Sunday, March 3, 2013

Jacks Von Liria in Black & White

Makup Artist and Stylist, Jacks Von Liria
I had the chance to help makeup artist Jacks Von Liria with a project by creating a series of photographs he wanted to use on his website.  He reached out to me and asked if I would be interested in helping him out by doing a few headshots, portraits & profile images for his various online uses.  Since he wanted Black & White photos I volunteered.  I was in the middle of a B&W theme so timing was perfect.  We agreed to a trade.  I would shoot his images, and he would do the MUA job for one of my shoots.
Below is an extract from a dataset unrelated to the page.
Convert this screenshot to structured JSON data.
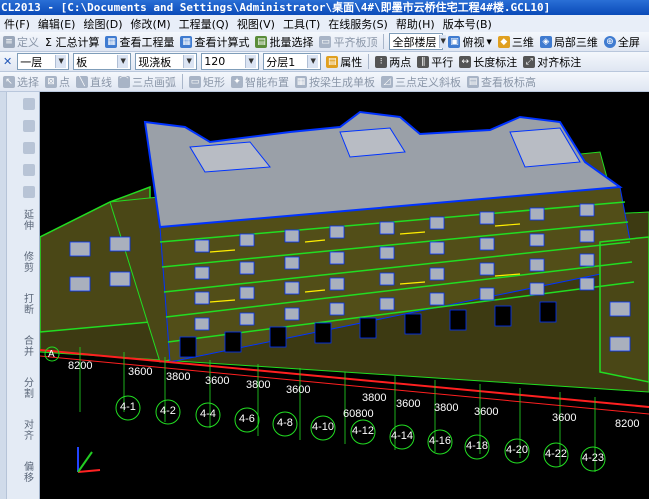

Jacks is a local makeup artist and hair stylist so he wanted photos with more of a fashion vibe.  He would bring 2 models and his website designer.   The plan was straight forward.  Since the shoot was B&W would work on a fashion grey sweep using a single Elinchrom D-Lite 4 studio strobe equipped with an Elinchrom 27” beauty dish reflector.  The idea was to get a balanced, offset light with moderate to strong shadows.  Everything was to be photographed using my Nikon D600 with the AF-S Nikkor 24-70mm f/2.8 ED-G lens.  Camera metered in at ISO 160, f/11 & speed at either 1/100 or 1/125.
Everyone arrived on time and Jacks immediately started making up the models, Caroline Nauth (if you’ve read my blog you know I’ve worked with Caroline several times) and Crystal Kay Velez.  While Jacks was getting the models ready to go I played around with Caroline photographing her against a grey wall and showing Jacks website designer, Shonn Piersol, how the control light with a camera.  Fun stuff…ok, fun stuff for a photographer.  I also photographed both on the grey seamless and got some good photos, although they were not part of the series.

Shonn Getting Into The Action
The models were finished and away we go.  We did a number of settings for Jacks.  He did a good deal of directing since he had a vision in mind what he wanted and I took it from there.  We did multiple arrangements with Jacks alone, Jacks with Shonn, Jacks holding his MU brushes, the models, and the models with Jacks, etc. etc.  I photographed standing up, sitting down and moving around.  I constantly moved the light around as well to get different shadowing.  I arranged the group multiple ways to get the desired effects.  This was working great.  I was a bit concern that the sweep wouldn’t be wide enough, but it ultimately wasn’t a problem.  Jacks was wearing high end attire on so things were looking good.

Jacks & Shonn
 
Caroline, Jacks, Crystal & Shonn
Finally, Jacks changed into very high end casual styled clothes and I did a series of head shots.  These also turned out really well.  He has a very expressive face with works very well in B&W.   As with the group shots I took a good deal of guidance from Jacks since he had a look in mind and then I posed him from there.  And after about 3 hours, it was a wrap.  It was a fun time with the entire group, I got to meet a model I’ve wanted to meet, met a new friend in Jacks, and got to meet another local Indy business man who also did well in front of the camera.  It was a wrap.
After action tips:
  • Remember Steve, makeup takes a long time, especially if you throw in hair.  I've got to find something constructive to do while I have this time to kill.  The new studio will help with this,
  • Talk to your client.  Jacks had a very distinct look in mind for the photographs and if I just took over it wouldn't have worked out,
  • Take advantage of barter deals such as this.  The following weekend Jacks returned the favor and did an amazing MU job on Caroline (again) for another one of my shoots,
  • Try something new.  I've not shot a group fo 4 in studio, so I thought this would be a bit of a miss, but with simple posing, positioning and shooting angles it came out great.